Este não é o dia seguinte
do dia que foi ontem.
João Bénard da Costa
Será um desfilar de
histórias, de opiniões, de livros, de discos, poemas, canções, fotografias,
figuras e figurões, que irão aparecendo sem obedecer a qualquer especificação
do dia, mês, ano em que aconteceram.
História como a que hoje trazemos também
pode pertencer a um Viagem por Abril.
24 de Fevereiro de 1965.
Estádio da Luz, jogo da 1ª mão dos quartos-de-final
da Taça dos Campeões Europeus.
Benfica 5 - Real Madrid 1.
No dia seguinte o Mundo Desportivo
titulava a toda a largura da 1ª página: «O “Vale dos Caídos” mudou-se para
Lisboa.»
Portugal e Espanha viviam em ditadura.
Em
Portugal, a leitura do título teve leituras várias, dependendo dos olhos que o
leram. Ainda recorda a satisfação do avô, benfiquista e republicano histórico”,
a entrar em casa, o jornal na mão, com os olhos brilhantes de satisfação. E o
motivo não era apenas a vitória do Benfica…
A crónica do jogo abria assim:
«Não foi realmente a batalha de Aljubarrota. Nem tão pouco a de Valverde, ou
qualquer outra em que os espanhóis e os portugueses tivessem escrito páginas
gloriosas da sua história. Mas foi bonito assistir-se à vitória do futebol
sobre o do Real Madrid.»
Mas o que fez explodir Franco foi o título, ao fazer a associação com o
monumento que, nos arredores, de Madrid glorifica os mortos franquistas da
Guerra Civil Espanhola, os nossos vizinhos entenderam que se tinha ido longe
demais. Recorde-se que o monumento apenas pretende recordar uma parte dos
espanhóis mortos durante a Guerra Civil
Protesto veemente e Salazar teve que encontrar, em nome da defesa da boa
harmonia entre as duas ditaduras, uma reparação.
Num ápice despediram o jornalista José
Valente e o Mundo Desportivo só reapareceu ao público oito dias depois,
falhando duas edições. Naquele tempo os jornais desportivos eram
trissemanários.
No dia 5 de Março, quando o jornal voltou a ser publicado, lia-se na 1ª página:
«A Empresa Nacional de Publicidade e o director do Mundo Desportivo
lamentam e repudiam as expressões contidas numa crónica inserida neste jornal e
que muito feriram a sensibilidade dos seus leitores. Ao autor da referida
crónica, chefe de redacção do Mundo Desportivo, único e total
responsável pelo escrito que veio a público, foram aplicadas as sanções que o
caso requeria.»
Deste modo, a paz podre da união Ibérica podia prosseguir os seus caminhos.
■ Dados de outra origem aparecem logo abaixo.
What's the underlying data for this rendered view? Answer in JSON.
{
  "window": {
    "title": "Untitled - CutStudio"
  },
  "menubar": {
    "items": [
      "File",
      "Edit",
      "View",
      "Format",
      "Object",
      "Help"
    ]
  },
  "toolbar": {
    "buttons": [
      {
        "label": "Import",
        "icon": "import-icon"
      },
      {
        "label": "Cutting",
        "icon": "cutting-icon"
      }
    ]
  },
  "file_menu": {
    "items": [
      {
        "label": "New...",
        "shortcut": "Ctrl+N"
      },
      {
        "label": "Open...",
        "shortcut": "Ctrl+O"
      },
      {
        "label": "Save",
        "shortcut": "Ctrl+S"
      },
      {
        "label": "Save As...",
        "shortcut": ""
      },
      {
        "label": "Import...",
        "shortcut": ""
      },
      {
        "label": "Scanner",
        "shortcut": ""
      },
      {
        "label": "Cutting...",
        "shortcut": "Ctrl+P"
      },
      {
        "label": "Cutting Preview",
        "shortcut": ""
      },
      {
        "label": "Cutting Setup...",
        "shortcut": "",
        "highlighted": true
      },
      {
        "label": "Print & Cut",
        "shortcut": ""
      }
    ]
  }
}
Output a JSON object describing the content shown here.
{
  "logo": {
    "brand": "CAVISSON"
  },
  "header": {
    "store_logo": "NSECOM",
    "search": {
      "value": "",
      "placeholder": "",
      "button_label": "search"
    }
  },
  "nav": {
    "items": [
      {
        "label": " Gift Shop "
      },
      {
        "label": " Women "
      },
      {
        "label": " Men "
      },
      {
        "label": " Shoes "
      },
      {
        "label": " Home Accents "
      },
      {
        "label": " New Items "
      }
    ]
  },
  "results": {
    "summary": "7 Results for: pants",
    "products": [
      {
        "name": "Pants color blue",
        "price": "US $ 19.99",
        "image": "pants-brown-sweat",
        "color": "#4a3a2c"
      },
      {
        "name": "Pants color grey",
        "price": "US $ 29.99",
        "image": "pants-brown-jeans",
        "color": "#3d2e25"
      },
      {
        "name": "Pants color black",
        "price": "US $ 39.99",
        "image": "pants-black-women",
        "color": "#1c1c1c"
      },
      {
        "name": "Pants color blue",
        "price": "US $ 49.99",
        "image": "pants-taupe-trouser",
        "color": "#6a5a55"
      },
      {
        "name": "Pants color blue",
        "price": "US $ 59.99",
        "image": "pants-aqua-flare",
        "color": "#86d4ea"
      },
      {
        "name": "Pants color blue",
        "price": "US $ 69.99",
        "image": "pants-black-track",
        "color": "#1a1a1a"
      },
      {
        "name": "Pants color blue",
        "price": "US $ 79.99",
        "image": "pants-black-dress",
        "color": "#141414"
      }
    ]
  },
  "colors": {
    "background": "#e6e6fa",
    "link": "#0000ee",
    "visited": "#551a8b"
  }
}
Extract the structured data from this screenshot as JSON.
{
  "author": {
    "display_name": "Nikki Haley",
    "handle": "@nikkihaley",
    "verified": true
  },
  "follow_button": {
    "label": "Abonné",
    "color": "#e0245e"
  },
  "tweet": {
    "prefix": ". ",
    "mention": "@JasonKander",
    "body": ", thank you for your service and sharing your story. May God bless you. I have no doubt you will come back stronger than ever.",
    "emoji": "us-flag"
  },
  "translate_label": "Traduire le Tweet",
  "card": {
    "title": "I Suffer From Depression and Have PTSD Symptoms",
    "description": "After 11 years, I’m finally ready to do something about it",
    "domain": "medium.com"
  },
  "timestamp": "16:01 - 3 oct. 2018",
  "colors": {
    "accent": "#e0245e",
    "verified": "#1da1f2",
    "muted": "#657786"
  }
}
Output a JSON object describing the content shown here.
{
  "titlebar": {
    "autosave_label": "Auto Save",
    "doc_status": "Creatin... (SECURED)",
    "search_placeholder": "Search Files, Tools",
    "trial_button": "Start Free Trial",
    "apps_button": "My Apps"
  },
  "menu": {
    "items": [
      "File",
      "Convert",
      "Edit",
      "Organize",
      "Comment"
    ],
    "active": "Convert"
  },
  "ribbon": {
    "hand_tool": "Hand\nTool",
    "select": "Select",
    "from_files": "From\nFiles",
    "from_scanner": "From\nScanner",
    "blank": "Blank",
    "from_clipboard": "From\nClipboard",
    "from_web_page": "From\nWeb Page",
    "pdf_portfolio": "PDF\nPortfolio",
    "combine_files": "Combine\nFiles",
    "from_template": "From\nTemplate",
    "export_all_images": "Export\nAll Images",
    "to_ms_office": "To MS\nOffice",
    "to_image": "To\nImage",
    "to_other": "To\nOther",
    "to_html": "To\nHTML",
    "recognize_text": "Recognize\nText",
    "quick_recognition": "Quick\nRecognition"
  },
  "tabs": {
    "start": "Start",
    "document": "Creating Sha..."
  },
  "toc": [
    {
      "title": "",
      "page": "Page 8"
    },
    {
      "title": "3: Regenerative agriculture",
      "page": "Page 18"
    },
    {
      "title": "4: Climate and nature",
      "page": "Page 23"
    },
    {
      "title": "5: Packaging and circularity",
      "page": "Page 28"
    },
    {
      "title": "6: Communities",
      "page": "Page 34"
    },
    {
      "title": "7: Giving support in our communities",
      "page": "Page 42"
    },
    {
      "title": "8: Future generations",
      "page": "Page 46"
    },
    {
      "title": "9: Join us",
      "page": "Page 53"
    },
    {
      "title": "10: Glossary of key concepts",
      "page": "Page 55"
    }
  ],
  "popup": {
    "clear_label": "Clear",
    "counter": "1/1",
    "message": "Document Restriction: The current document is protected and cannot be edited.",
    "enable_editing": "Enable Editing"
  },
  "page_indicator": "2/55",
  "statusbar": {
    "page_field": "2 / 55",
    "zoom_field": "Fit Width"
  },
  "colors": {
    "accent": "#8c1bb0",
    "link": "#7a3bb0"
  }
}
Pelo lado que nos toca, esse caminho foi interrompido no dia 25 de Abril de 1974.
Ainda uma nota de rodapé: naquele tempo, no futebol apenas era permitida uma
substituição – a do guarda-redes.
Sabem quem era o guarda-redes suplente do Real
Madrid?
Nada mais que o cantante-machucador-de-corações
Júlio Iglésias.
Anos mais tarde, o jornalista Neves de Sousa escreverá no semanário Sete um
divertida crónica que pode ser recordada aqui.
4 comentários:
Ó Sammy, rectifique-me por favor se estiver a salientar alguma inverdade e acrescentar que, paradoxalmente, o Sport Lisboa e Benfica era o clube do regime.
Caríssimo Sammy permita-me ainda esta rectificação - creio que nesse jogo o Júlio Iglesias, que era realmente Guarda Redes do Real Madrid, mas neste jogo não terá sido o titular.
O cantante era um suplente habitual.
Tem toda a razão, caro Seve.
o Júlio Igléwsias era o guarda-redes suplente do Real Madrid.
Rectificação já feita, assim como já poderá ler a crónicaa do Neves de Sousa, publicada no semanário «Sete» e que não estava devidamente localizada para ser lida.
Quanto ao Benfica ser um clube do regime não lhe posso claramente dizer que sim nem que não. Sempre o entendi como um clube popular e por lá, como nos restantes clubes, havia de tudo desde salazaristas a democratas.
Estou de acordo -o Benfica será talvez um clube mais popular, o Sporting talvez mais elitista, mas como diz e muito bem há em todos os clubes gente de todos os credos, defeitos, virtudes e feitios.